[PATCH 0/5] cacheinfo: Set cache 'id' based on DT data

James Morse james.morse at arm.com
Fri Jun 27 09:38:48 PDT 2025


Hi Rob,

On 23/06/2025 16:05, Rob Herring wrote:
> On Fri, Jun 13, 2025 at 8:04 AM James Morse <james.morse at arm.com> wrote:
>>
>> This series adds support for cache-ids to device-tree systems.
>> These values are exposed to user-space via
>> /sys/devices/system/cpu/cpuX/cache/indexY/id
>> and are used to identify caches and their associated CPUs by kernel interfaces
>> such as resctrl.
>>
>> Resctrl anticipates cache-ids are unique for a given cache level, but may
>> be sparse. See Documentation/filesystems/resctrl.rst's "Cache IDs" section.
>>
>> Another user is PCIe's cache-steering hints, where an id provided by the
>> hardware would be needed. Today this expects a platform specific ACPI hook
>> the program that value into the PCIe root port registers. If DT platforms
>> are ever supported, it will likely need a kernel driver to convert the
>> user-space cache-id to whatever hardware value is needed.
>>
>> Rob H previously preferred to generate a cache-id from the information DT
>> already has. (Rob: does the PCIe cache-steering use-case change this?)

> I don't think so because who knows what values the PCI root port
> needs.

Some hardware specific value, that would have to come from the DT...


> It's never going to be the cache id directly since that is per level.

Can re-used across levels, but because they can also be sparse its equally valid for them
to be unique. This is what is happening on arm64 ACPI platforms.

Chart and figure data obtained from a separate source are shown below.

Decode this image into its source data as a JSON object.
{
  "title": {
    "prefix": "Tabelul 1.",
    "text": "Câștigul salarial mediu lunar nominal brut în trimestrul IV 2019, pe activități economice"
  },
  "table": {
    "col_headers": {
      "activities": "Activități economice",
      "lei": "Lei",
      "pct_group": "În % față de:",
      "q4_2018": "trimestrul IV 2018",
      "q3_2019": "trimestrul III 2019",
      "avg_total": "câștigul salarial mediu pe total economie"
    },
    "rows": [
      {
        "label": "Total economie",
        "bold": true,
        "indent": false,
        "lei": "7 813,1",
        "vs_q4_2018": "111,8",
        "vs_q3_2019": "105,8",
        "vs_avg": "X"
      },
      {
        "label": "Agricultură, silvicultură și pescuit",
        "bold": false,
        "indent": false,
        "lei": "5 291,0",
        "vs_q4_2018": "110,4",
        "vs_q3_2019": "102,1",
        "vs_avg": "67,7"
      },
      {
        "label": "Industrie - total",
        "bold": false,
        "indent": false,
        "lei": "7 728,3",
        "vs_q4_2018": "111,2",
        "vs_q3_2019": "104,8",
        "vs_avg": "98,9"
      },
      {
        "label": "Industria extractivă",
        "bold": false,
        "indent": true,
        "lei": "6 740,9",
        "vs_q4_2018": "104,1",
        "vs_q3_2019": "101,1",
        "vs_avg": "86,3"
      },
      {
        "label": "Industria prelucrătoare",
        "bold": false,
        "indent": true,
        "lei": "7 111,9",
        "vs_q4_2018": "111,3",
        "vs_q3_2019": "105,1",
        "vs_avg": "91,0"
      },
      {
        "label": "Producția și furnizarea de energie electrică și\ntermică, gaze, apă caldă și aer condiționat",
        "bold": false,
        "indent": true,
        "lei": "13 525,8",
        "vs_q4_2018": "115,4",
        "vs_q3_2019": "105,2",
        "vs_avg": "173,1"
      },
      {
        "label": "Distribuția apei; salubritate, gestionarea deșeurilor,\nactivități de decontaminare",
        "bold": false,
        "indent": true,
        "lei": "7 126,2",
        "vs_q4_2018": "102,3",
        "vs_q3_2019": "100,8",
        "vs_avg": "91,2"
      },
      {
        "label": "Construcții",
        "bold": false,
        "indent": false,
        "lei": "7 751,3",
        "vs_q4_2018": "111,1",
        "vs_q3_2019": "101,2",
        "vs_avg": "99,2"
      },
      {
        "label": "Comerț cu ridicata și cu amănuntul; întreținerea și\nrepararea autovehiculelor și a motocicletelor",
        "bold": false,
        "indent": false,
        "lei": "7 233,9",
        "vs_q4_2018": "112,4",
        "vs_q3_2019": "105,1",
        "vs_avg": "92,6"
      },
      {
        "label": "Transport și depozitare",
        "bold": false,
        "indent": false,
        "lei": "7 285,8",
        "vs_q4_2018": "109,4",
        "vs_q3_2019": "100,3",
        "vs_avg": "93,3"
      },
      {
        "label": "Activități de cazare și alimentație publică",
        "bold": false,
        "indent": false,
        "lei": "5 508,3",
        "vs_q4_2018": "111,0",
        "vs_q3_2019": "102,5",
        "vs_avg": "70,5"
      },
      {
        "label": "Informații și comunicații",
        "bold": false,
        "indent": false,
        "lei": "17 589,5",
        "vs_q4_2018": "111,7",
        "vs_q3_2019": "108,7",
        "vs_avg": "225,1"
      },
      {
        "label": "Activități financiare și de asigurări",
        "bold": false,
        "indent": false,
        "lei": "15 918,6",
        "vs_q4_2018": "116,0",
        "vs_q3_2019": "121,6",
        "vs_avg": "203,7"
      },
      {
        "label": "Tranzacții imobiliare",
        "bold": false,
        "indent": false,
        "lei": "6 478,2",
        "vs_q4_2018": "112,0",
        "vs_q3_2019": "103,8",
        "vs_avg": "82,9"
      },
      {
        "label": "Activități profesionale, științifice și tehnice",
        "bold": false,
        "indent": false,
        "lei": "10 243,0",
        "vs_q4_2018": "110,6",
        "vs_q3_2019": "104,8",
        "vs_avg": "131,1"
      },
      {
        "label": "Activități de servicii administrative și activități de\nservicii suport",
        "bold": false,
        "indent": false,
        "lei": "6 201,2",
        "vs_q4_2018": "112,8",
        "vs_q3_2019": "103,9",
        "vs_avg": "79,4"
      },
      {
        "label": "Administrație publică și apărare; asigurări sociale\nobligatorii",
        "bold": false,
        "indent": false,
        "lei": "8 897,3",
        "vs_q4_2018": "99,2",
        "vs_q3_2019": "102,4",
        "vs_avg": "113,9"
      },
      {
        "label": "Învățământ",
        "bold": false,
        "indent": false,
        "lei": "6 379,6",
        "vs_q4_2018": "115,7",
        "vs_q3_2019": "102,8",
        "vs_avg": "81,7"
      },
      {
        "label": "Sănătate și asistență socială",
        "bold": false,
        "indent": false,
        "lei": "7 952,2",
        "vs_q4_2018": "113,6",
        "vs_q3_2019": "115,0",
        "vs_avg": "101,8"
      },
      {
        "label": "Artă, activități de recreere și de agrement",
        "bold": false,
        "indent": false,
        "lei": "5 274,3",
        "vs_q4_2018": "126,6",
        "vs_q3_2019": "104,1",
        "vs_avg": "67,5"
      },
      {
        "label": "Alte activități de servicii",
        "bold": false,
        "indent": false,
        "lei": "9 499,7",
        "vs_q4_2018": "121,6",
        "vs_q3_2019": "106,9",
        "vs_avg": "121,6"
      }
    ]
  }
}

> So we'd need some sort of mapping. That's going to be something
> like this:
> 
> Userspace level+id -> DT cache node -> PCI RP value
> 
> So the first translation is the same as you have here. The 2nd
> translation might be something we put in DT or could be in PCI host
> bridge driver.

ACPI currently requires some kernel interaction too as the value gets written to some
platform specific register. Even if it did get standardised, I guess something like VFIO
would manage access to that register to fix up the values.